Carnegie's success was also due to his relationship with the railroad industries, which not only relied on steel for track, but were also making money from steel transport. The steel and railroad barons worked closely to negotiate prices instead of allowing free-market competition.

Besides Carnegie's market manipulation, United States trade tariffs were also working in favor of the steel industry. Carnegie spent energy and resources lobbying Congress for a continuation of favorable tariffs from which he earned millions of dollars a year. Carnegie tried to keep this information concealed, but legal documents released in 1900, during proceedings with the ex-chairman of Carnegie Steel, Henry Clay Frick, revealed how favorable the tariffs had been.

 

1901: U.S Steel

In 1901, Carnegie was 65 years of age and considering retirement. He reformed his enterprises into conventional joint stock corporations as preparation for this. John Pierpont Morgan was a banker and America's most important financial deal maker. He had observed how efficiently Carnegie produced profits. He envisioned an integrated steel industry that would cut costs, lower prices to consumers, produce in greater quantities and raise wages to workers. To this end, he needed to buy out Carnegie and several other major producers and integrate them into one company, thereby eliminating duplication and waste. He concluded negotiations on March 2, 1901, and formed the United States Steel Corporation. It was the first corporation in the world with a market capitalization of over $1 billion.
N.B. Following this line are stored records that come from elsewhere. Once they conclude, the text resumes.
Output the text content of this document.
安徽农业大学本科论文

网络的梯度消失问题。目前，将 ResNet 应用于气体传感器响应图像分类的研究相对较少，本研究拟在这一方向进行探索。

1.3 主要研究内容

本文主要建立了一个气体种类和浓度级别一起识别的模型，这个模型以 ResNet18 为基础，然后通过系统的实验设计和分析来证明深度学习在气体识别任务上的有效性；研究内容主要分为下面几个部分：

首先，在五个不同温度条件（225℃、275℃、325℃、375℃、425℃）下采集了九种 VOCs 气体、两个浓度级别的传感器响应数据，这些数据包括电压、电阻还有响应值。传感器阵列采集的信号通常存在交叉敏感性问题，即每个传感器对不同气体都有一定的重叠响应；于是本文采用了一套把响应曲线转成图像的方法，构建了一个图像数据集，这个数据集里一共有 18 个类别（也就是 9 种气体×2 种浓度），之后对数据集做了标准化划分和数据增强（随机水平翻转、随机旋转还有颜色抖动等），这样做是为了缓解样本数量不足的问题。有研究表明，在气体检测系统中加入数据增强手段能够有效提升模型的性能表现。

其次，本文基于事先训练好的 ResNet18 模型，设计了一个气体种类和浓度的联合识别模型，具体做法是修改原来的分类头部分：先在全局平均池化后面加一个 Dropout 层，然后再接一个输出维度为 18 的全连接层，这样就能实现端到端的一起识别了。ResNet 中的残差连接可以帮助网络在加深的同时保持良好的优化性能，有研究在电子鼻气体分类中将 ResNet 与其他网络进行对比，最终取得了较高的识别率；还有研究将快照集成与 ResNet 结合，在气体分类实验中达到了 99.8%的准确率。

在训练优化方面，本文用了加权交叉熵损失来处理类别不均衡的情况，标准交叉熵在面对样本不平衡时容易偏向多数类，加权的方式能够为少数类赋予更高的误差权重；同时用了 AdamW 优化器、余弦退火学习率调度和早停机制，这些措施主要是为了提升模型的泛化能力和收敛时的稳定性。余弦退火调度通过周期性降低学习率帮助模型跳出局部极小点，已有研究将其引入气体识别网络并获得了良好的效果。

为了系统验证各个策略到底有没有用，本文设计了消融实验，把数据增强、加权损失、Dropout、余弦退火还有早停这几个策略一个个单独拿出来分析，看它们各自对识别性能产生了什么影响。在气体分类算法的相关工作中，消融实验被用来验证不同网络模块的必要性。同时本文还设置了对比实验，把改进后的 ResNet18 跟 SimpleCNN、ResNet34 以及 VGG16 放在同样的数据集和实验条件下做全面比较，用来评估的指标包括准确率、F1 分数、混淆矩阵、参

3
The buyout, secretly negotiated by Charles M. Schwab (no relation to Charles R. Schwab), was the largest such industrial takeover in United States history to date. The holdings were incorporated in the United States Steel Corporation, a trust organized by Morgan, and Carnegie retired from business. His steel enterprises were bought out for $303,450,000.

Carnegie's share of this amounted to $225.64 million (in 2021, $7.35 billion), which was paid to him in the form of 5%, 50-year gold bonds. The letter agreeing to sell his share was signed on February 26, 1901. On March 2, the circular formally filed the organization and capitalization (at $1.4 billion – 4% of the U.S. gross domestic product at the time) of the United States Steel Corporation actually completed the contract. The bonds were to be delivered within two weeks to the Hudson Trust Company of Hoboken, New Jersey, in trust to Robert A. Franks, Carnegie's business secretary. There, a special vault was built to house the physical bulk of nearly $230 million worth of bonds.

Death

Carnegie died on August 11, 1919, in Lenox, Massachusetts, at his Shadow Brook estate, of Bronchial Pneumonia. He had already given away $350,695,653 (approximately US$5.49 billion in 2021 dollars) of his wealth. After his death, his last $30,000,000 was given to foundations, charities, and to pensioners. He was buried at Sleepy Hollow Cemetery in Sleepy Hollow, New York. The grave site is located on the Arcadia Hebron plot of land at the corner of Summit Avenue and Dingle Road. Carnegie is buried only a few yards away from union organizer Samuel Gompers, another important figure of industry in the Gilded Age.